The problem I want to discuss is in addition to the fact that I have a can of Coke that expired in 2007 in my office. I found it while half-assedly cleaning out part of my desk the other day and I’ve been meaning to dump it and recycle the can but haven’t gotten around to it, so it just provides a sexy background for my photo. (I drink only coffee and water at work. The only time I drink Coke is when I’m exceptionally hungover, and even then it’s not regular Coke any more because Ben gets Coke Zero, which is fine and anyway why drink soda when there’s coffee and beer.)
The problem is as follows. Remember how I said I was going to make a necklace that one time? Well I did, and I thought it was fun and liked the necklace I made. So then I made a few more necklaces. I’ve been looking for inspiration so I can make even more necklaces, which means I end up on websites for stores where I might like to buy stuff. Despite the fact that I totally failed on my spending fast (oh man, I have to update you on that tragedy), I’m really, really, really trying to avoid buying stuff.
I’m also re-reading Zen Mind, Beginner’s Mind. In it, Shunryo Suzuki states:
Or you may say, “This is bad, so I should not do this.” Actually, when you say, “I should not do this,” you are doing not-doing in that moment. So there is no choice for you. When you separate the idea of time and space, you feel as if you have some choice, but actually, you have to do something, or you have to do not-doing. Not-to-do something is doing something. Good and bad are only in your mind. So we should not say, “This is good,” or “This is bad.” Instead of saying bad, you should say, “not-to-do!” If you think, “This is bad,” it will create some confusion for you. So in the realm of pure religion there is no confusion of time and space, or good or bad. All that we should do is just do something as it comes. Do something! Whatever it is, we should do it, even if it is not-doing something.
So substitute “shopping” for “this” and you can kind of see where I’m at right now. Not-to-do! I’m not-doing shopping. Or at least that’s my intent. Not-to-do has never been easy for me.
By the way, I’m getting into Buddhism again, but the fact I’m re-discovering religion thanks to an NFL running back is a discussion for another day.
In my travels around the internet looking for necklaces to copy, I found one I thought was amazing. I sat cross-legged on my bed (this allows me to keep my laptop plugged in because my battery doesn’t last very long and a new laptop battery is something I’ll gladly avoid shopping for because I’d much rather buy more necklaces, which, by the way, I don’t need) and began shopping (see how this works) for supplies. I’d need some chartreuse string and some nice chunky chain and some big lucite beads and, oh wait. It’s not easy to find big lucite beads. My usual bead stores don’t carry them. So I ended up on Etsy, where I rounded up random vintage lucite beads that looked like they might be the right size and sort of have the right vibe, although the ones that were big enough were faceted instead of smooth and okay that’s probably more detail than you need. Then I had to find a pavé rectangle or oval-ish thing and three small beads, all in different colors, none of which I already own.

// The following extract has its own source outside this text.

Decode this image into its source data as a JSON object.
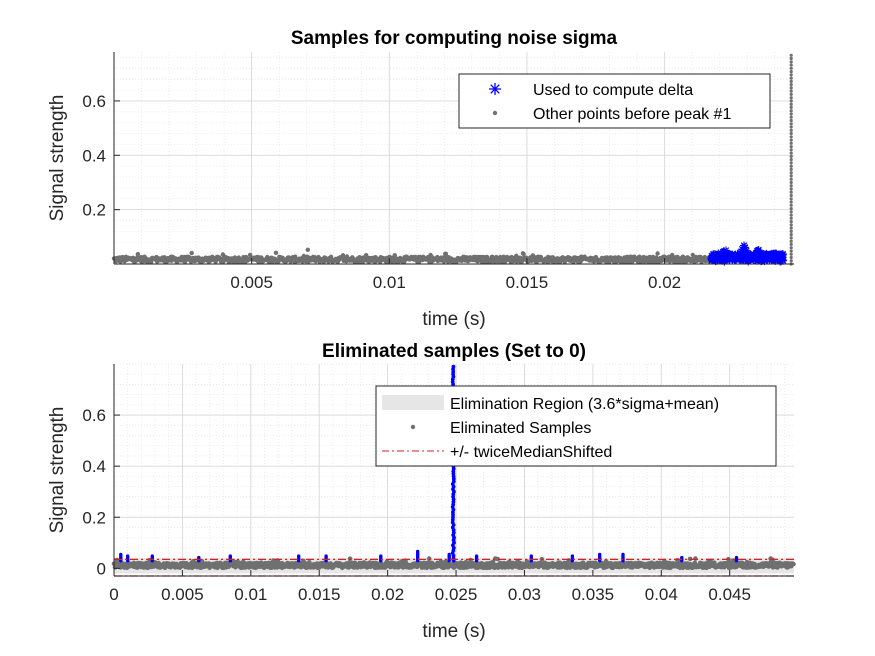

By the time I’d found most of the supplies, including a dismantled vintage rhinestone belt because nobody sells a suitable pavé rectangle thing, I realized that what I’d make wouldn’t look nearly as good as the inspiration necklace and would cost almost as much money, so I might as well just buy the damn thing. So I did.
And that’s dumb. But damn I love this necklace. And this is why I have dukkha, as they say in Buddhism.
So anyway, I have one necklace in the works and supplies for a few more, but I think I’m going to have to take a break from this hobby because it’s turning out to be expensive. I’m hoping that rediscovering Buddhism will be much cheaper and will provide the mental clarity I need to stop being such a necklace whore.